A year ago Bassler’s team announced they had determined the structure of AI2 (Nature, vol 415, p 545). Unusually, the compound contains boron, an element rare in biological molecules. So far, AI2 systems have been found in about 50 species, including some of our deadliest foes, such as the bacterium that causes cholera and Escherichia coli 0157, which can cause severe food poisoning. Bassler says her team got more and more excited as the number of species using A12 began to mount up. “It was thrilling to realise what a role it could play in medicine,” she says.

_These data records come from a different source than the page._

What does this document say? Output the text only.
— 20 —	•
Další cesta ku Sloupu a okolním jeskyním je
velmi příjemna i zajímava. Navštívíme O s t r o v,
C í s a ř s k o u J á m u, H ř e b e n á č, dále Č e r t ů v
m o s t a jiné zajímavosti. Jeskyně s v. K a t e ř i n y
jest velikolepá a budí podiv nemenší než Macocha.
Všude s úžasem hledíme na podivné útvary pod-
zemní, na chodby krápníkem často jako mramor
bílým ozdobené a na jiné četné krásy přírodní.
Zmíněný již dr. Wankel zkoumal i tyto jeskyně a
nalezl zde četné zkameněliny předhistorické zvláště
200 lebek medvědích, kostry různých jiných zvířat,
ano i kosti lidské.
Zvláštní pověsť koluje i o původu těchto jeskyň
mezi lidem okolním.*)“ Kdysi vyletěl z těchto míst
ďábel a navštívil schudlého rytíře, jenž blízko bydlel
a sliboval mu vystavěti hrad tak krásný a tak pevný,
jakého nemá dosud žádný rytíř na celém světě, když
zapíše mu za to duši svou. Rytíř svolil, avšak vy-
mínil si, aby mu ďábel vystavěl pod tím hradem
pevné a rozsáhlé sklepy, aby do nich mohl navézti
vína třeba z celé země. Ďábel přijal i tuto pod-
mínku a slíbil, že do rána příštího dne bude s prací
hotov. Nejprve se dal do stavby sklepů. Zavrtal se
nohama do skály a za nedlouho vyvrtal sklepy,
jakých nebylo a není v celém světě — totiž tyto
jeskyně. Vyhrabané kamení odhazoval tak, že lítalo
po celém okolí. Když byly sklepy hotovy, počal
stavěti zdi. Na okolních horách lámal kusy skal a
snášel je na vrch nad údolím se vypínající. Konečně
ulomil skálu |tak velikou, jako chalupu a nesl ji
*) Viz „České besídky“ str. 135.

Bassler’s success was recognised in October when she received one of the prestigious MacArthur awards, a no-strings-attached $500,000 research grant. Efforts to develop AI2-based antimicrobials will now be led by the biotech firm Bassler has co-founded, Quorex Pharmaceuticals in Carlsbad, California. The company has developed a compound that blocks AI2 receptors in the test tube, and another that inhibits the enzyme responsible for making it. For commercial reasons Bassler declines to give more details, other than to say animal tests should start “soon”.
The discovery of a universal language among bacteria, a sort of microbial Esperanto, has meant quorum sensing is now considered one of medicine’s next great hopes in the battle against infectious diseases. And as more and more of our existing antibiotics lose their potency, species-specific quorum blockers may also become increasingly valuable. Our whole approach to disease-causing bacteria, it seems, may become a much more peaceable one.
When Churchill spoke almost 50 years ago of “jaw-jaw” being preferable to “war-war”, the conflicts he had in mind were military rather than microbiological. But the aphorism is equally apt. Smart doctors, like smart statesmen, don’t use brute force unless they have to. It’s better to talk.